Anyon tunneling in the ν=1/3 fractional quantum Hall state

The edge modes of the fractional quantum Hall states are theoretically described by chiral Luttinger liquid (CLL) theory. Tunneling conductance between weakly backscattered counterpropagating edge modes may be used to probe the topological properties of the bulk and are a powerful probe of edge dynamics. However, experimental observations of the tunneling conductance in GaAs devices have historically exhibited features that do not agree with theoretical predictions for a chiral Luttinger liquid. Here we present measurements using a quantum point contact (QPC) in a GaAs quantum well which is part of a Fabry-Pérot interferometer previously used to measure anyonic braiding statistics. The GaAs heterostructure has two additional screening wells populated with electrons.

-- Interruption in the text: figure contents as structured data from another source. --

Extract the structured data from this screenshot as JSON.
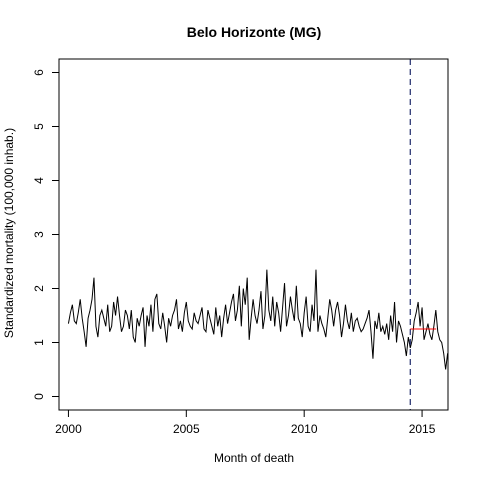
{
  "chart_data": {
    "type": "line",
    "title": "Belo Horizonte (MG)",
    "xlabel": "Month of death",
    "ylabel": "Standardized mortality (100,000 inhab.)",
    "xlim": [
      1999.6,
      2016.1
    ],
    "ylim": [
      -0.25,
      6.25
    ],
    "x_ticks": [
      2000,
      2005,
      2010,
      2015
    ],
    "x_tick_labels": [
      "2000",
      "2005",
      "2010",
      "2015"
    ],
    "y_ticks": [
      0,
      1,
      2,
      3,
      4,
      5,
      6
    ],
    "y_tick_labels": [
      "0",
      "1",
      "2",
      "3",
      "4",
      "5",
      "6"
    ],
    "grid": false,
    "colors": {
      "series": "#000000",
      "vline": "#1f2a6b",
      "reference": "#ff0000"
    },
    "vline_x": 2014.5,
    "reference_segment": {
      "x_start": 2014.5,
      "x_end": 2015.6,
      "y": 1.25
    },
    "series": [
      {
        "start_year": 2000,
        "step_months": 1,
        "values": [
          1.35,
          1.55,
          1.7,
          1.4,
          1.35,
          1.55,
          1.8,
          1.45,
          1.2,
          0.92,
          1.45,
          1.6,
          1.8,
          2.2,
          1.3,
          1.1,
          1.5,
          1.6,
          1.45,
          1.3,
          1.7,
          1.2,
          1.3,
          1.75,
          1.5,
          1.85,
          1.5,
          1.2,
          1.3,
          1.6,
          1.5,
          1.25,
          1.6,
          1.1,
          1.0,
          1.45,
          1.3,
          1.5,
          1.65,
          0.92,
          1.5,
          1.3,
          1.7,
          1.2,
          1.8,
          1.9,
          1.35,
          1.25,
          1.55,
          1.3,
          1.0,
          1.45,
          1.3,
          1.5,
          1.6,
          1.8,
          1.25,
          1.4,
          1.2,
          1.55,
          1.75,
          1.4,
          1.3,
          1.25,
          1.55,
          1.4,
          1.35,
          1.5,
          1.65,
          1.25,
          1.2,
          1.6,
          1.45,
          1.3,
          1.15,
          1.65,
          1.3,
          1.5,
          1.1,
          1.45,
          1.7,
          1.35,
          1.55,
          1.75,
          1.9,
          1.4,
          1.6,
          2.05,
          1.3,
          2.0,
          1.7,
          2.2,
          1.05,
          1.45,
          1.8,
          1.5,
          1.35,
          1.6,
          1.95,
          1.25,
          1.5,
          2.35,
          1.6,
          1.4,
          1.85,
          1.3,
          1.75,
          1.55,
          1.2,
          1.65,
          2.1,
          1.3,
          1.5,
          1.85,
          1.6,
          1.4,
          2.05,
          1.45,
          1.35,
          1.1,
          1.55,
          1.85,
          1.3,
          1.2,
          1.7,
          1.4,
          2.35,
          1.2,
          1.5,
          1.35,
          1.25,
          1.1,
          1.45,
          1.8,
          1.6,
          1.3,
          1.6,
          1.75,
          1.5,
          1.1,
          1.35,
          1.7,
          1.4,
          1.25,
          1.55,
          1.2,
          1.4,
          1.45,
          1.3,
          1.2,
          1.25,
          1.35,
          1.45,
          1.6,
          1.2,
          0.7,
          1.4,
          1.25,
          1.55,
          1.2,
          1.3,
          1.15,
          1.35,
          1.05,
          1.5,
          1.2,
          1.75,
          1.0,
          1.4,
          1.3,
          1.15,
          1.0,
          0.75,
          1.1,
          0.9,
          1.05,
          1.4,
          1.55,
          1.75,
          1.3,
          1.65,
          1.05,
          1.2,
          1.35,
          1.15,
          1.05,
          1.3,
          1.6,
          1.2,
          1.05,
          1.0,
          0.8,
          0.5,
          0.8
        ]
      }
    ]
  }
}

These screening wells produce a sharp confinement potential which allows the anyonic quasiparticles of the fractional quantum hall liquid to tunnel between counterpropagating edges through a gapped region maintained at filling factor 1/3. The tunneling conductance measured in the weak-backscattering limit at the ν=1/3 follows the description of the CLL theory. Moreover, the Luttinger parameter extracted from the relation between the tunneling conductance and the bias voltage is g = 0.335 ± 0.005. To our knowledge, this is the first direct observation of anyon tunneling in the weak backscattering limit that is fully consistent with the predictions for a chiral Luttinger liquid.